2. Employer's sole function is to collect and remit payment without endorsing the plan
Provident also argues Cleveland Radiology went beyond merely remitting payment because it established a salary allotment agreement with Provident, it determined how the benefits would be funded, and it maintained the program by making the premium payments each billing cycle (Court File No. 14 at 8). The support for this provision is paragraph seven of the affidavit of Loretta L. Smith, which merely states Cleveland Radiology entered into the salary allotment agreement. Again, Provident does not explain why the agreement should control whether the safe harbor provision was met, but merely assumes it does.
Provident claims Cleveland Radiology "created the program by entering into the [salary allotment agreement] with Provident and agreeing to pay its employees' premiums." ( Id.). Again, Provident fails to point to any authority or argument for the proposition an erroneously filled out form controls. The language of the regulation does not consider the intent of the parties, but instead lists facts related to the actions of the parties for the Court to consider. Provident has not provided any reason the forms should control over the actions of the parties, and has pointed to no prejudice they suffered because Cleveland Radiology did not follow the terms of the agreement.
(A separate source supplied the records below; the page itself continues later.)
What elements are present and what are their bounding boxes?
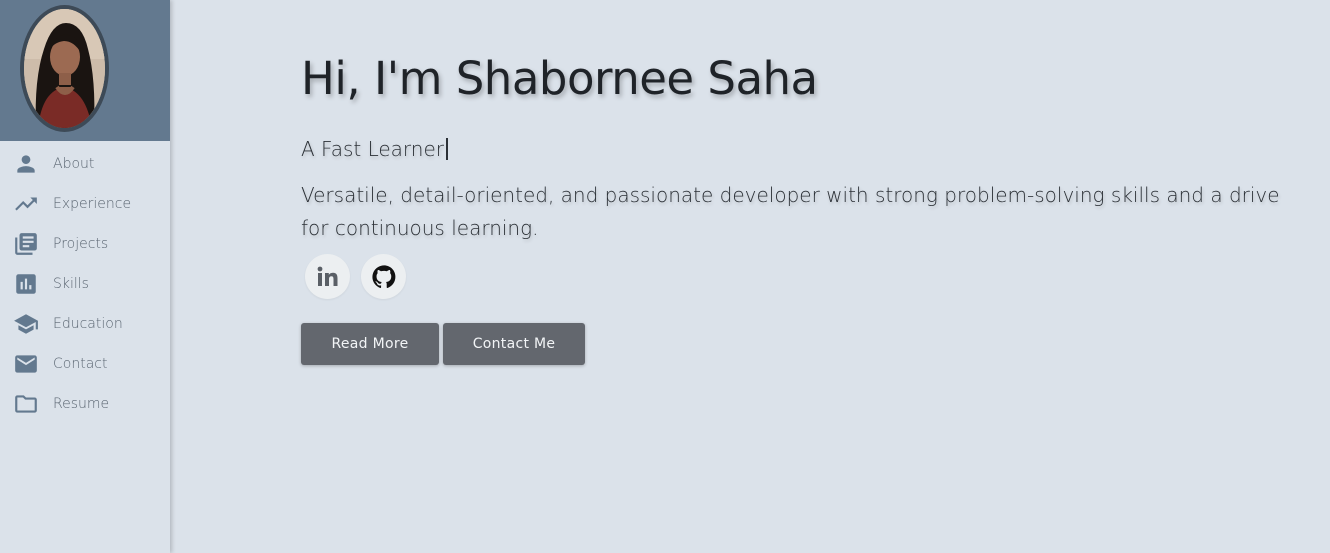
sidebar-item-label: Experience [53,196,132,212]
sidebar-item-label: Contact [53,356,108,372]
person-icon [13,151,39,177]
profile-header [0,0,170,141]
sidebar-item-label: Skills [53,276,89,292]
sidebar-item-label: Resume [53,396,110,412]
avatar [20,5,109,132]
contact-me-button[interactable]: Contact Me [443,323,585,365]
page-title: Hi, I'm Shabornee Saha [301,52,818,105]
sidebar-nav: About Experience Projects Skills Educati… [0,144,170,424]
social-links [305,254,1291,299]
graduation-cap-icon [13,311,39,337]
sidebar-item-label: Projects [53,236,109,252]
sidebar-item-contact[interactable]: Contact [0,344,170,384]
sidebar-item-experience[interactable]: Experience [0,184,170,224]
linkedin-icon [317,266,337,286]
sidebar-item-education[interactable]: Education [0,304,170,344]
sidebar: About Experience Projects Skills Educati… [0,0,170,553]
github-link[interactable] [361,254,406,299]
library-books-icon [13,231,39,257]
tagline-text: A Fast Learner [301,137,445,161]
hero-actions: Read More Contact Me [301,323,1291,365]
sidebar-item-label: About [53,156,95,172]
folder-icon [13,391,39,417]
typing-tagline: A Fast Learner [301,136,1291,162]
hero-description: Versatile, detail-oriented, and passiona… [301,183,1280,240]
sidebar-item-about[interactable]: About [0,144,170,184]
trending-up-icon [13,191,39,217]
sidebar-item-resume[interactable]: Resume [0,384,170,424]
read-more-button[interactable]: Read More [301,323,439,365]
hero-section: Hi, I'm Shabornee Saha A Fast Learner Ve… [301,0,1291,365]
typing-cursor [446,138,448,160]
mail-icon [13,351,39,377]
bar-chart-icon [13,271,39,297]
sidebar-item-skills[interactable]: Skills [0,264,170,304]
linkedin-link[interactable] [305,254,350,299]
github-icon [371,264,395,288]
sidebar-item-projects[interactable]: Projects [0,224,170,264]
sidebar-item-label: Education [53,316,123,332]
Provident argues "the evidence demonstrates that [Cleveland Radiology] endorsed the [disability] program and that the program does not fall within the safe harbor regulations." (Court File No. 14 at 9). The question of endorsement is whether the employer's neutrality is "compromised to such an extent that ERISA should provide the governing framework." Thompson, 95 F.3d at 436. "[T]he relevant framework for determining if endorsement exists is to examine the employer's involvement in the creation or administration of the policy from the employees' point of view." Id. at 436-37. There has been no evidence submitted in this case explaining what information was given to the employees in regard to this plan, and therefore Provident has not carried its burden of proof on this issue.
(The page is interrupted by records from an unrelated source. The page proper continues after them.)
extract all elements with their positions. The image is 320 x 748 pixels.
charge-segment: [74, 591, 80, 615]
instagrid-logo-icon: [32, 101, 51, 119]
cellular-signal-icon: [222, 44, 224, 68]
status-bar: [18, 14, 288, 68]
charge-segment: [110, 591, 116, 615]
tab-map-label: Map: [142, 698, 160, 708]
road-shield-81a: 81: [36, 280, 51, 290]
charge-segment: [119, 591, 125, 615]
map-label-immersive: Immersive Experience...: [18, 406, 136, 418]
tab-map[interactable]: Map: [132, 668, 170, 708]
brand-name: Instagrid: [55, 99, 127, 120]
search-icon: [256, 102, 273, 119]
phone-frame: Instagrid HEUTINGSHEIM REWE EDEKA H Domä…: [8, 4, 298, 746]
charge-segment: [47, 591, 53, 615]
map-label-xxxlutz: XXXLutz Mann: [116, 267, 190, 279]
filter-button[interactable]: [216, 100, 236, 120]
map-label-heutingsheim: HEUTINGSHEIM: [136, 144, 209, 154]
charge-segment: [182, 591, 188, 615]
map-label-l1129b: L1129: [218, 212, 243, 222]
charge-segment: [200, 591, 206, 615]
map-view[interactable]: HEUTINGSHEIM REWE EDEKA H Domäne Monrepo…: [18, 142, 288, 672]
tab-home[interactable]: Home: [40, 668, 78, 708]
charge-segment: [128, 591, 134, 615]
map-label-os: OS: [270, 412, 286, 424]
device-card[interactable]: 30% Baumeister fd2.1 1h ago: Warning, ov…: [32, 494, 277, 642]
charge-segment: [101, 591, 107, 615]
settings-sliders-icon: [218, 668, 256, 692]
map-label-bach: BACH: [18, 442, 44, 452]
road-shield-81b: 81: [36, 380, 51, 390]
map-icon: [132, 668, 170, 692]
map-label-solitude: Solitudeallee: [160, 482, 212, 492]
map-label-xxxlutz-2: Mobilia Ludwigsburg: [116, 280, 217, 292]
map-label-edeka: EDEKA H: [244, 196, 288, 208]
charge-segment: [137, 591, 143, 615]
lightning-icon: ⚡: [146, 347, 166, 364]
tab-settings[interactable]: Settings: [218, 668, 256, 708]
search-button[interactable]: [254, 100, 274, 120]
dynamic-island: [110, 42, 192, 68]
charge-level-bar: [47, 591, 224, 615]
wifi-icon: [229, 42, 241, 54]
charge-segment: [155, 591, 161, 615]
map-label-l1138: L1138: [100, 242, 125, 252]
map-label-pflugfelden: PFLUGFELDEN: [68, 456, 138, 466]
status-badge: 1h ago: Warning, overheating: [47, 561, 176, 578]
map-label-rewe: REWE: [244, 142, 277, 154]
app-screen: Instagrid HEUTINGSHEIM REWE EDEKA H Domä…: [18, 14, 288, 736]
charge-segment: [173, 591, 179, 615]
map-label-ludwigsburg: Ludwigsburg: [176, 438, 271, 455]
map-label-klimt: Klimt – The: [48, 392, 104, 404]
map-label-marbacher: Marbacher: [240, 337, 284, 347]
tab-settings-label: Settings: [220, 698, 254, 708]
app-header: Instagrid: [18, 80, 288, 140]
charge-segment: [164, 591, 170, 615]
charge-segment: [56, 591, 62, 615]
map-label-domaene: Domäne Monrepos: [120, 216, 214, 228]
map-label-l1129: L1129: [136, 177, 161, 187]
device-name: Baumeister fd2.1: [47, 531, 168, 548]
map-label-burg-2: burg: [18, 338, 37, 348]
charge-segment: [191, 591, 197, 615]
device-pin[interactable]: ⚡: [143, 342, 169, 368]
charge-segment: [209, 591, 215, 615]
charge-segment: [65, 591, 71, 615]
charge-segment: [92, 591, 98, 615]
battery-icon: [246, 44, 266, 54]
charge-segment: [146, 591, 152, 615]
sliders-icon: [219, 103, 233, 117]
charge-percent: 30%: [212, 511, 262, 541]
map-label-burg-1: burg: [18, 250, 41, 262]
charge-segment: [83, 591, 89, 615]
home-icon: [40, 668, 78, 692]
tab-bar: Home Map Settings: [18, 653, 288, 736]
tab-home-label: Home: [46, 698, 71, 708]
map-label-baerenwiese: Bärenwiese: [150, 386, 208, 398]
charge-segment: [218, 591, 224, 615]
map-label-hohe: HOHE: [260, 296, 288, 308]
3. Employer receives no consideration
Provident argues Cleveland Radiology achieved a benefit through the plan because it "obtained a better premium rate on behalf of its employees and participants then they would have received on their own." (Court File No. 14 at 9). However, as Plaintiff notes this benefit flows to the participants of the plan and not Cleveland Radiology (Court File No. 15 at 5). Provident provides no argument for why this benefit to the individual employees should be attributed to the employer as consideration.
B. No Employees Participated in the Plan
Because Provident have failed to carry their burden to prove the plan falls outside the safe harbor provision the Court need not consider whether any employees participated in the Plan.
IV. CONCLUSION
For the foregoing reasons, Provident has failed to carry its burden in proving federal jurisdiction is appropriate in this matter, and the Court will GRANT Plaintiff's motion to remand (Court File No. 8).